Description
The classic rock band The Eagles were already immensely successful by the time 1975 hit, having scored multiple Billboard-charting albums, numerous Top 40
singles, and had even won a "Best Pop Performance" Grammy. Despite this, many fans of the band believe that they had not truly hit their stride until the next year, when founding member Bernie Leadon exited the group.

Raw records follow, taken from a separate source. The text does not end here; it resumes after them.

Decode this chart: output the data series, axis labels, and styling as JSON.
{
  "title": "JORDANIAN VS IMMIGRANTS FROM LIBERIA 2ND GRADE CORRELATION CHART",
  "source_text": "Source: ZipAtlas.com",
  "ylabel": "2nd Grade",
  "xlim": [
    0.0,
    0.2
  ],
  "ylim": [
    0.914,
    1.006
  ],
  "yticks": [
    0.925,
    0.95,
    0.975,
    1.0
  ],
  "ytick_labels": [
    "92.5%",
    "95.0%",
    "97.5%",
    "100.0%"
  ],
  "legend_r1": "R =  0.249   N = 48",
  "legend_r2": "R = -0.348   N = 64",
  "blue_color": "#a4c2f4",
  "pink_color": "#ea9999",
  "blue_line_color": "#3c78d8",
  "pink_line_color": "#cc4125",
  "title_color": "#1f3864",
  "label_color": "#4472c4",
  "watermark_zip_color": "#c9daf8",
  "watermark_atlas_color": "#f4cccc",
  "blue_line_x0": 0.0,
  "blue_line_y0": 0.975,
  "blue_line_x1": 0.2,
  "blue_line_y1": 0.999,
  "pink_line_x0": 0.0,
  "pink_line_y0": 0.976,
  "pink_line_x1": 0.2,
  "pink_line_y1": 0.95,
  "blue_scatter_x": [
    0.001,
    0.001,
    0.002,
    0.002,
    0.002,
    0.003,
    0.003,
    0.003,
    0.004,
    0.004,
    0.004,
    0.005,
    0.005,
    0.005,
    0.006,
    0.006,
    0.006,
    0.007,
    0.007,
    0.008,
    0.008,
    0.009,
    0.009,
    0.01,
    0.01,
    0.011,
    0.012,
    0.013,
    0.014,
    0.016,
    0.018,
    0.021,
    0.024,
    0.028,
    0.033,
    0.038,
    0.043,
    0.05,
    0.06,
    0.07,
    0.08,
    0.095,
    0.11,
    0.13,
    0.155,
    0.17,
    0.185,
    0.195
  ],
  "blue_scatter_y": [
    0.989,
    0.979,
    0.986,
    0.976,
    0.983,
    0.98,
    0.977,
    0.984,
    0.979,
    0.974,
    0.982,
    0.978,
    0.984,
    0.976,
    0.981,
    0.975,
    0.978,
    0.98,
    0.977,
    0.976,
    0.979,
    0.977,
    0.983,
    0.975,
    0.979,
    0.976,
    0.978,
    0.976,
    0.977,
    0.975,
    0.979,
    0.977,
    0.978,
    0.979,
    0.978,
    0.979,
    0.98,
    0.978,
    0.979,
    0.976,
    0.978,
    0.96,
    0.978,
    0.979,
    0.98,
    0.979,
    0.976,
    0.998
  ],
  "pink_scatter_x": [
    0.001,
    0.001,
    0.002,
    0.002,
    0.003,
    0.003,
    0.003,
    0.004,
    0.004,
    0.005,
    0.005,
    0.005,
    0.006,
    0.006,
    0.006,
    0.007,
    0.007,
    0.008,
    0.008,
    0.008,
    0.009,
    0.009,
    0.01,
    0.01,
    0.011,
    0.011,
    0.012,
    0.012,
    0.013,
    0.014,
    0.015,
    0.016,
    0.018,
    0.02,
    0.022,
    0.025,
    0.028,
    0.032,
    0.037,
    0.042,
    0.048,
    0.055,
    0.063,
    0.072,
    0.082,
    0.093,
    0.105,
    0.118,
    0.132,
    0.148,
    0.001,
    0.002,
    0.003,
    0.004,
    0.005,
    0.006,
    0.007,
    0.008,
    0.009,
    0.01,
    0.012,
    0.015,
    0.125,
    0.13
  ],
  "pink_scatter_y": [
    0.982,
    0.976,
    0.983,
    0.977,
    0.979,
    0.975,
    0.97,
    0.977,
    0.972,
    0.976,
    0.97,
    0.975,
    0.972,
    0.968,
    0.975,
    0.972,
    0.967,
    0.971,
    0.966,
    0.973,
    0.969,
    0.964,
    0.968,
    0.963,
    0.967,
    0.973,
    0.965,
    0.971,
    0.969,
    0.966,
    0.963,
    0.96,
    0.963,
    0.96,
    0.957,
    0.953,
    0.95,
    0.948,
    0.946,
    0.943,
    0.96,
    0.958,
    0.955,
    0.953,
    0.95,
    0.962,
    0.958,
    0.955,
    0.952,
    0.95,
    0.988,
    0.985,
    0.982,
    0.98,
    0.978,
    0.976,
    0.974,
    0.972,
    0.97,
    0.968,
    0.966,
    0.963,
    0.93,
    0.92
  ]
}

His replacement was singer/guitarist Joe Walsh, a longtime friend of the band, a former member of contemporary groups James Gang and Barnstorm, and a solo artist in his own rite, who brought a harder edge to The Eagles which took front and center of their greatest success: the multi-million-selling 1976 album Hotel California.
Joe Walsh would continue to release solo works before the Eagles' follow-up to Hotel California in 1979, keeping busy with live and studio releases, and further bolstering his own commercial success. 1978 would see the release of his fourth album, and one of his greatest successes of the 1970s, titled But Seriously, Folks...The album reached #8 on the Billboard 200 charts, featured contributions from his fellow Eagles bandmates Don Henley, Glenn Frey, and Don Felder, and received wide critical praise for its subject matter. Walsh had previously cultivated a reputation for playful irreverence and a surreal sense of humor, yet But Seriously, Folks...featured introspective, melancholy, and existential tracks that were considered out of character, and still found time for the caustically sarcastic Top 10 single "Life's Been Good", which bitterly takes the piss out of the partying rock-star image he'd cultivated.